TÜRKİYE, CUNTAYA RAHATSIZLIK VEREBİLMİŞSE NE MUTLU
Mısır’da yaptıkları vahşi katliamlarına Türkiye’nin birçok şehrinde yapılan protesto eylemleri ve hükümet ile Başbakan’ın sert açıklamaları Mısır firavunlarını kızdırmış olacak ki yanıtları gecikmedi.

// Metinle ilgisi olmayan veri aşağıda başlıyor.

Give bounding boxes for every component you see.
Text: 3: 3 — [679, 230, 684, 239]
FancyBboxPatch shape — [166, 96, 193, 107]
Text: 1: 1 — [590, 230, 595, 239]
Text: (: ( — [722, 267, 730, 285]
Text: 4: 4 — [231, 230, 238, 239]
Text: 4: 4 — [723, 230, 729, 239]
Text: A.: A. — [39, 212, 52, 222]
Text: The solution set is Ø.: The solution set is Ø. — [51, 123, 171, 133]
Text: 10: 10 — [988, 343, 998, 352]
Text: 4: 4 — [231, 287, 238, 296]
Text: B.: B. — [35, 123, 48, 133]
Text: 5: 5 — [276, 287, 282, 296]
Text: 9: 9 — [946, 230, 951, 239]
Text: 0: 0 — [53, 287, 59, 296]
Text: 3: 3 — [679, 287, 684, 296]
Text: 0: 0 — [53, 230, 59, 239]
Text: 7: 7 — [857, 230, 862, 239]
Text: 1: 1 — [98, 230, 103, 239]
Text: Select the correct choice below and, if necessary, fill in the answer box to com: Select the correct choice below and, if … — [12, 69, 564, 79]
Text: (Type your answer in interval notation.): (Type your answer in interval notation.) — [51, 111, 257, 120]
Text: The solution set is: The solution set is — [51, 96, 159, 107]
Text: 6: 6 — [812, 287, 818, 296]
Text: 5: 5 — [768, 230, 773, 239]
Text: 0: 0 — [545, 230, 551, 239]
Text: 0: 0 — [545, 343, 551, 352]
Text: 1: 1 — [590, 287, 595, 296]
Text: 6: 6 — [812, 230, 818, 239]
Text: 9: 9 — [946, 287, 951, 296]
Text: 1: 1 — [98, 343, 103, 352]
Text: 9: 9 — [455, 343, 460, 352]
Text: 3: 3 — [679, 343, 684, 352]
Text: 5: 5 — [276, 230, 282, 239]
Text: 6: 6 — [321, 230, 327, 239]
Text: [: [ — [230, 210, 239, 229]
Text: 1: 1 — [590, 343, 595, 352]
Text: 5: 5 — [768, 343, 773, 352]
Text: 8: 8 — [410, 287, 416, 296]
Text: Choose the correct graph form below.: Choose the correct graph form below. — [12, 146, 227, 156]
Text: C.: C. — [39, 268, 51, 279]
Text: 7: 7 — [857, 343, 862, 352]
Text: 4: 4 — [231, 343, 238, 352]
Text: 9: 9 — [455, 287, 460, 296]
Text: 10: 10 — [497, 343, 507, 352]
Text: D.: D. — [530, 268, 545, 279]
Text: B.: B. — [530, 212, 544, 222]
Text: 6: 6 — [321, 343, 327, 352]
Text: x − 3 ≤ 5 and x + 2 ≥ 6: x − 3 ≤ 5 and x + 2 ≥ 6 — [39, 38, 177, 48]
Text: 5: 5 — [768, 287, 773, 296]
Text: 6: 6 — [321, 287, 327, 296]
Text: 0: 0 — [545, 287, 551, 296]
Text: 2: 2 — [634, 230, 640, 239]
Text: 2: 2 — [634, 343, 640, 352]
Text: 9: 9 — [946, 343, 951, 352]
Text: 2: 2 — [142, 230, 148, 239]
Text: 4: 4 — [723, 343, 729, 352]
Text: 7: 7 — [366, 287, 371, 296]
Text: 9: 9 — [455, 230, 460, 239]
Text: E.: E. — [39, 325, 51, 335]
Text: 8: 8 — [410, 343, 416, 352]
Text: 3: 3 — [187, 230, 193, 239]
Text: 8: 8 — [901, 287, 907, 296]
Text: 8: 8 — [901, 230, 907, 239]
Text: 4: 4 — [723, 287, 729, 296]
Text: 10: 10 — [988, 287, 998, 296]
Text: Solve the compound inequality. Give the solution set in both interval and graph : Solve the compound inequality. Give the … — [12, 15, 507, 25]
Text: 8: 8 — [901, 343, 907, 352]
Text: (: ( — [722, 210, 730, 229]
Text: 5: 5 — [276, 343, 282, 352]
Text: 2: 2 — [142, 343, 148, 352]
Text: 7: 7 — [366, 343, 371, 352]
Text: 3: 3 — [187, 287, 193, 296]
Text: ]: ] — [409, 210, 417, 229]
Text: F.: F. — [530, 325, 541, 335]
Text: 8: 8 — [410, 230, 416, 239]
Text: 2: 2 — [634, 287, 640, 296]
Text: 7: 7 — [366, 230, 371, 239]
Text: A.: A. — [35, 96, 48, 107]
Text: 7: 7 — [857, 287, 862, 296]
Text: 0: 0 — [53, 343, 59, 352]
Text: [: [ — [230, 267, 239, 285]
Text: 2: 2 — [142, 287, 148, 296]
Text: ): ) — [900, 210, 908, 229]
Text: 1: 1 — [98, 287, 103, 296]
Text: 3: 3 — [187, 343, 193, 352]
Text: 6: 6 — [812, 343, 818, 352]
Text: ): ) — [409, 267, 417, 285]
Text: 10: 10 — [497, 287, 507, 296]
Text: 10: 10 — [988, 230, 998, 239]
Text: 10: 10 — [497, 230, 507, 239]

Mısır’ın cunta yönetiminin Dışişleri Bakanı Nabil Fahmi, Türkiye’nin uluslararası tutumunun kışkırtıcı olduğunu söyleyerek Türkiye’nin içişlerine karışmaması konusunda uyarıda bulundu. Cunta yönetiminin Başbakanlık sözcüsü Ahmet el-Mossalamany ise Mısır gazetelerinden el Masri’ye yaptığı açıklamada Başbakan Erdoğan’ı batı ajanı olmakla suçladı.
Vahşi cunta yönetimine karşı Türkiye’nin Müslüman halkı ve hükümeti olarak az da olsa darbecilere rahatsızlık verebilmişsek ne mutlu bize! Ancak ne acıdır ki Mısırlı kardeşlerine protestolar dışında daha fazla yardım edemediğinden dolayı Türkiyeli Müslümanlar büyük bir eziklik içindeler.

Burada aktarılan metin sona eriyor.